Tomorrow, 5th November, sees the annual celebration of the failure of the 1605 Gunpowder Plot, a time of conflict and violent religious turmoil – it’s an intriguing historical event whether you celebrate that failure.. or lament it. For everything you ever wanted to know about Guy Fawkes, Robert Catesby [the plot’s ring-leader] and the other disaffected 16th/17th Century Catholics involved in the plot to destroy the parliament buildings together with the king, James I, and his lords, check out the extensive Gunpowder Plot Society website.As the Society points out on the introductory page –

November 5, 1605, a solitary figure is arrested in the cellars of Parliament House. Although he first gives his name as John Johnson, a startling series of events begins to unfold under torture.
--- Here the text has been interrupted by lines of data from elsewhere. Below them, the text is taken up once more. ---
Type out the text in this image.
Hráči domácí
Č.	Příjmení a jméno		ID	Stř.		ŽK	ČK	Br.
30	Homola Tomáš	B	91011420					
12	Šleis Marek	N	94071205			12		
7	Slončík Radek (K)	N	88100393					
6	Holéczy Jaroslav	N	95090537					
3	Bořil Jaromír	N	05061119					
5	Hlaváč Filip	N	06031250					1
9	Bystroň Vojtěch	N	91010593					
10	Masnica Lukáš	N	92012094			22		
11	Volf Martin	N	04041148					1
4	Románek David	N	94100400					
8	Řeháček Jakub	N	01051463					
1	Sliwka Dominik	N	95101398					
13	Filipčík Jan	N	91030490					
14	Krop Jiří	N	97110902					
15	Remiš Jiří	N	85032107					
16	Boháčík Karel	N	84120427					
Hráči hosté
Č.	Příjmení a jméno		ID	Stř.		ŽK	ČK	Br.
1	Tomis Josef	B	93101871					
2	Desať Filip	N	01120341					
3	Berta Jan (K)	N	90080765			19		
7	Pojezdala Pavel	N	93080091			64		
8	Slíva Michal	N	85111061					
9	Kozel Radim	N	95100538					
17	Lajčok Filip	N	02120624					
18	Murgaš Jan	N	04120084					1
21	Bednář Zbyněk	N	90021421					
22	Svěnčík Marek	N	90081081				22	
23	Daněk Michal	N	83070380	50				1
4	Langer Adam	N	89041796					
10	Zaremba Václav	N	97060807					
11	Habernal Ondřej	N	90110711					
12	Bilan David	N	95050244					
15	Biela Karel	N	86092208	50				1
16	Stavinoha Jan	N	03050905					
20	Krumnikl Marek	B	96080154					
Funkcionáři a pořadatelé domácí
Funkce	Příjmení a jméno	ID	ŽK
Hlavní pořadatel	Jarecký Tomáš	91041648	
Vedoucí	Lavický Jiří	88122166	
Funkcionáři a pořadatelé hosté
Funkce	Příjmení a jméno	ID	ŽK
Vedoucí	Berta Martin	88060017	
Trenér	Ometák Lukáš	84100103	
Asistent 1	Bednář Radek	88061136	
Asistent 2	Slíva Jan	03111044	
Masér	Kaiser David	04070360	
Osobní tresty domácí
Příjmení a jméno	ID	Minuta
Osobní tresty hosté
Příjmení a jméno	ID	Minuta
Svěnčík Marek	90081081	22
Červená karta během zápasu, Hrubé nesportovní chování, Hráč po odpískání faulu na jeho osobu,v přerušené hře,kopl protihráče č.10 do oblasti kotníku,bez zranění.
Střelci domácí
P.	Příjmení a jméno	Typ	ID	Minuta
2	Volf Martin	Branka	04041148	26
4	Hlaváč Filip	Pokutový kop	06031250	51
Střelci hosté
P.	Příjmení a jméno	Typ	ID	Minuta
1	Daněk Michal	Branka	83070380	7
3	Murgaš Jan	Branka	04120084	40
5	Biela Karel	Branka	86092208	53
Guy Fawkes, as he is really called, is one of thirteen who have conspired to blow up the parliament, the King, and his Lords, thereby throwing the whole country into turmoil, out of which these traitors hoped to raise a new monarch sympathetic to their cause, and return England to its Catholic past.

The circumstances that surround what drove these thirteen disaffected Catholics, led by the charismatic Robert Catesby, to such a desperate act are the focus of the Gunpowder Plot Society, for the circumstances are far from straighforward.

Conflicting historical details confirm one thing – that the offical account of this event that persists in our folklore cannot possibly be true.